The archbishop said: “I am moved by the fact that the church of St. George has not only been reopened, but that it has become more beautiful and glorious than before. That is the way God’s Providence work.”
With funding from various sources, the Chaldean patriarchate has also been able to invest in the rebuilding of the village of Telleskuf, which was home to some 1,500 Chaldean families before the invasion by ISIS in summer 2014. Archbishop Warda reported that “two-thirds of the population has already returned, and so it was necessary to send out a clear signal that the Church too would be resuming her normal activities.”
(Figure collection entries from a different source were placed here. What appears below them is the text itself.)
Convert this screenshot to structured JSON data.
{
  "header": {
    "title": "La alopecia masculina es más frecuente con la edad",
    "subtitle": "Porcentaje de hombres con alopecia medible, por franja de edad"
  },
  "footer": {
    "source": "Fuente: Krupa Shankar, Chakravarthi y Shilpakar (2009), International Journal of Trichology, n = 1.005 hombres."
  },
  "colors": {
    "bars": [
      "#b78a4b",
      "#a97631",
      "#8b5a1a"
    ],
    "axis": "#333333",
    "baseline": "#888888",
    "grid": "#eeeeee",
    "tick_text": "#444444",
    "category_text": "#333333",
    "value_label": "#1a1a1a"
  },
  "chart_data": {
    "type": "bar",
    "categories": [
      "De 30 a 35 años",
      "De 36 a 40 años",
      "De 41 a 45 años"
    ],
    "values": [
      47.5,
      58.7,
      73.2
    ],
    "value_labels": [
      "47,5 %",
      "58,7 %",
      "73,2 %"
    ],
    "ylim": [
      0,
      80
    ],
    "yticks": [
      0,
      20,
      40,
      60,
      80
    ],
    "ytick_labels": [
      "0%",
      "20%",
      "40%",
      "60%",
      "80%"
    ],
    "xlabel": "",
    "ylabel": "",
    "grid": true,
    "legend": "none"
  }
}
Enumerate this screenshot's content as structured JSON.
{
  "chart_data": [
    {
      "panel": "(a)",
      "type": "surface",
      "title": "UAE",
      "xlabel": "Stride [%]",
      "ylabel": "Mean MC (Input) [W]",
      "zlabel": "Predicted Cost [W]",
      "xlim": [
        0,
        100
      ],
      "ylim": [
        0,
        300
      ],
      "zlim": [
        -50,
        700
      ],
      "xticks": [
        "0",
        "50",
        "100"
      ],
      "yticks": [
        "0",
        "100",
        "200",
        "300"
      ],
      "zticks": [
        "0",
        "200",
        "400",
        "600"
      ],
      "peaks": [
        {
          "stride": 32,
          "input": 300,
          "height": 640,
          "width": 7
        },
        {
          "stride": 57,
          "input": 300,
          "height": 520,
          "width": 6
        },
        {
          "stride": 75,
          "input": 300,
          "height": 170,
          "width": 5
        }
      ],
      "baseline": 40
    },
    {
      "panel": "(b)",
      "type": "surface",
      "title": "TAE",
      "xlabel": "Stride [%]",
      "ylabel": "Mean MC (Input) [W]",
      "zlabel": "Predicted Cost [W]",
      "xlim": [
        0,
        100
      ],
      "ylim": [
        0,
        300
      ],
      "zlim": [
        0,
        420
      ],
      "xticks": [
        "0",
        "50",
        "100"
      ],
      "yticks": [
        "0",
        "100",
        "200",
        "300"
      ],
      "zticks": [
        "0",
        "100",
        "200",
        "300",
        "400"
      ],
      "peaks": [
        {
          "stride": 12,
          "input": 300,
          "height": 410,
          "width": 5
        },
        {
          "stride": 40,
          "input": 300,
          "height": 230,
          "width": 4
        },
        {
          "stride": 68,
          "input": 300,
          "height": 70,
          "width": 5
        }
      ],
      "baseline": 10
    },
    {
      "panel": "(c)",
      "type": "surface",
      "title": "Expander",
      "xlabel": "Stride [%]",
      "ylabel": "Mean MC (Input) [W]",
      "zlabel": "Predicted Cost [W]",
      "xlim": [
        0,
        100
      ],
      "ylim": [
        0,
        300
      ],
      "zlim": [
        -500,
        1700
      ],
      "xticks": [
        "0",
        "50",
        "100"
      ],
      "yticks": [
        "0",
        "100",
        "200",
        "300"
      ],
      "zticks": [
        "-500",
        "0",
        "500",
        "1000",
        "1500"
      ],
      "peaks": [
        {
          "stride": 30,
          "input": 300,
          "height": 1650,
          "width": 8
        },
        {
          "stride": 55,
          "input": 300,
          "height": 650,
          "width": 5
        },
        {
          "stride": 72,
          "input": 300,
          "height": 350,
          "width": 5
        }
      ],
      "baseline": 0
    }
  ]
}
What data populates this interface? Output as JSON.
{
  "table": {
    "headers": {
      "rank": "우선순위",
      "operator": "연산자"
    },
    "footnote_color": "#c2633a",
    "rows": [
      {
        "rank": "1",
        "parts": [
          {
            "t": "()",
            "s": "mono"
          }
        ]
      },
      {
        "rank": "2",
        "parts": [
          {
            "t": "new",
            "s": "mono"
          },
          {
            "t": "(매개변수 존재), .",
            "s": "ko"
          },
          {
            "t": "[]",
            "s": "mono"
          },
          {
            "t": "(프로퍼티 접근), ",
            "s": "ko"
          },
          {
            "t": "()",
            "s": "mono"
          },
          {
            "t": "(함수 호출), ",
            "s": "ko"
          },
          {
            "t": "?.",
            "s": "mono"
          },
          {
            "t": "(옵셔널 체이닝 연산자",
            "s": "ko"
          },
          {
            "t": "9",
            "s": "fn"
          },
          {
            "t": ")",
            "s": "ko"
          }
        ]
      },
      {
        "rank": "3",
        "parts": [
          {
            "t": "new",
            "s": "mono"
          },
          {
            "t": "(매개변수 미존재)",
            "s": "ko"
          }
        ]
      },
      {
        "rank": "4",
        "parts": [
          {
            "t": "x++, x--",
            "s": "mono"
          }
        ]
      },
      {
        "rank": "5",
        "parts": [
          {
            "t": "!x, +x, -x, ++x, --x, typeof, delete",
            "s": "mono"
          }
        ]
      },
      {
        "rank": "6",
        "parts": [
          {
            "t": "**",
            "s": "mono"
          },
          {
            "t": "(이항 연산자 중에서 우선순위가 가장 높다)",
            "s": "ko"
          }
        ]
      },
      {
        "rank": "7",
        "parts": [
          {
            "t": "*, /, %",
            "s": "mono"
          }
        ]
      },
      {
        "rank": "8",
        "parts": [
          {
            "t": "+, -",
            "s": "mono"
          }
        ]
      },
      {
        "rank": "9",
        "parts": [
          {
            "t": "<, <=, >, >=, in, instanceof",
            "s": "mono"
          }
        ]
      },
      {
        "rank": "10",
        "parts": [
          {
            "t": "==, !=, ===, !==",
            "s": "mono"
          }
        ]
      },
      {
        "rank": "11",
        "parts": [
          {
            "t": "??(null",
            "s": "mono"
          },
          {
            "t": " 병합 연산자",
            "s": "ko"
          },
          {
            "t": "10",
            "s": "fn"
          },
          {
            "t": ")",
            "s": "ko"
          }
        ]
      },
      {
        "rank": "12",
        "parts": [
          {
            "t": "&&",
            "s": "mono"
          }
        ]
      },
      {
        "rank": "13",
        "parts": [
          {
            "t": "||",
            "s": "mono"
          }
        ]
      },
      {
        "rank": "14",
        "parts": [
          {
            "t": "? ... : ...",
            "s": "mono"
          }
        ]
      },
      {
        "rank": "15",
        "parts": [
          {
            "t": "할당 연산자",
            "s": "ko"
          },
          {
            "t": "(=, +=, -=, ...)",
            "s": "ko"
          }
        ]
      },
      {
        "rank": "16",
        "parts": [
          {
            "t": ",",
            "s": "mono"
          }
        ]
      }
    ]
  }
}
Aid to the Church in Need helped with a contribution of $120,000 for the rebuilding of the church of St. George. We are aiming to support the repair and renovation of two other churches on the Nineveh Plains, a Syriac-Catholic church as well as a Syriac-Orthodox church.
Archbishop Warda expressed his gratitude to our organization and its donors: “A huge thank you to all who have made it possible for us to celebrate the ‘victory of our return.’ ISIS thought they could eliminate us, and yet it is ISIS that has disappeared and we have returned to Telleskuf. The reopening of this church will remain a powerful symbol to all the other villages and reinforces us in our determination to rebuild them. Thanks to you, we can once more praise God here and the Christian presence can be preserved in this place.”
As of early December, the total number of Christian families who have returned to the Nineveh Plains has grown to 6330, which represents a third of all those families who were forced to flee in 2014 when their communities were overrun by ISIS. During the month of November, 1,147 families returned to their villages, more than half (771 families) moved back to Qaraqosh. Among the nine Christian towns and villages on the Nineveh Plains, Telleskuf has the highest percentage (67%) of returnees.